The work presented here is part of an NSF (National Science Foundation) funded PIRE (Partnerships for International Research and Education) project. This project is a multi-year collaborative endeavor that aims to craft state-of-the-art tools to enable smallholder farmers in the BNB make practical decisions about water, crops and fertilizers and ultimately gain more secure access to food and water in the face of increasingly challenging climatic extremes (http://pire.engr.uconn.edu).

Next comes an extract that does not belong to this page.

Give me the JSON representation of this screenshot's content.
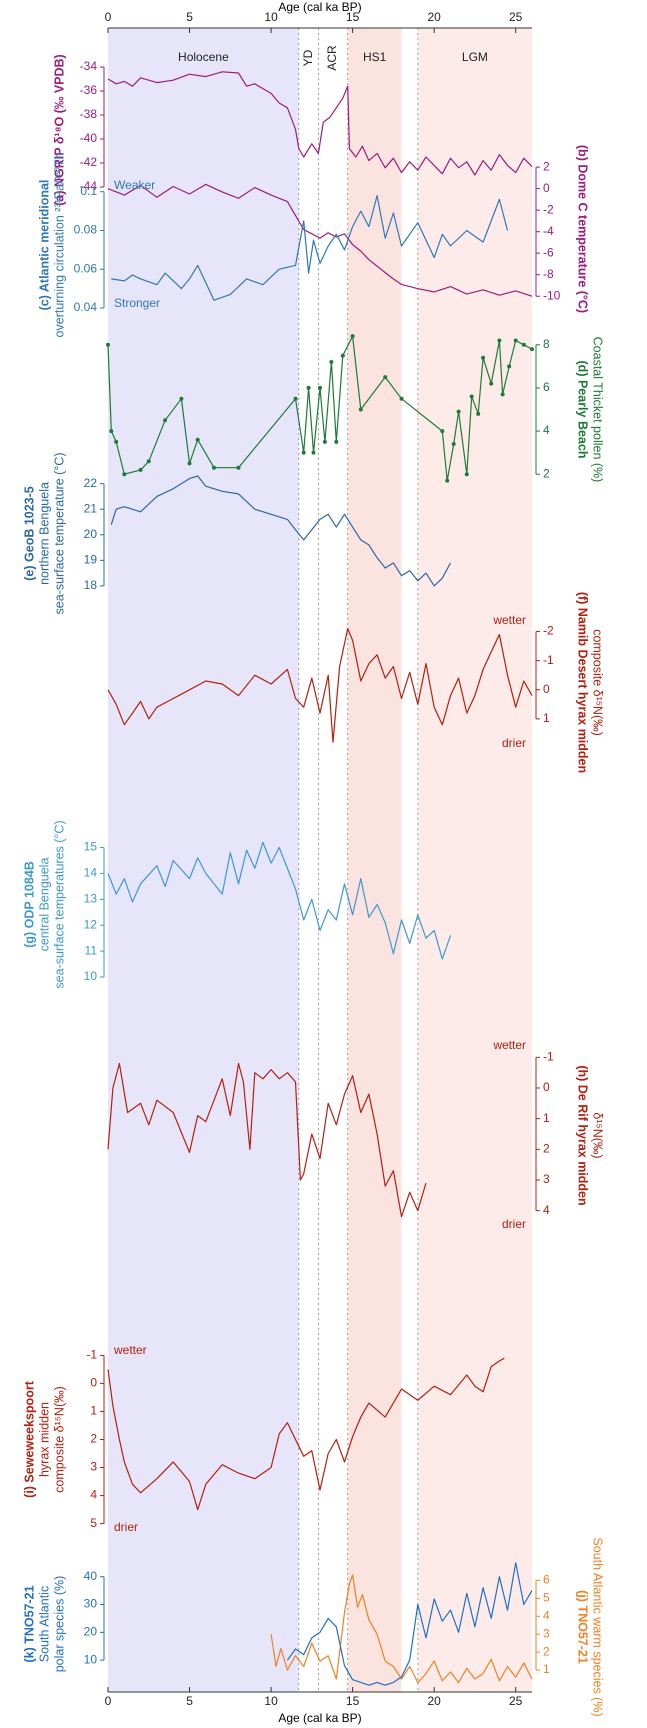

Zoi Dokou received her B.S. degree from the Department of Environmental Engineering at the Technical University of Crete, Greece and her Ph.D. degree from the Department of Civil and Environmental Engineering at the University of Vermont, USA. Currently, she is an Assistant Research Professor at the Civil and Environmental Engineering Department at the University of Connecticut, USA and Project Manager of the NSF funded PIRE project entitled “Taming Water in Ethiopia - An Interdisciplinary Approach to Improve Human Security in a Water-Dependent Emerging Region”. Her research interests include groundwater flow and contaminant transport modeling using physically-based and data-driven models, groundwater-surface water interactions, climate change effects on water resources, and water resources management using traditional and heuristic optimization techniques. She has published more than 60 scientific papers in peer reviewed journals and conferences.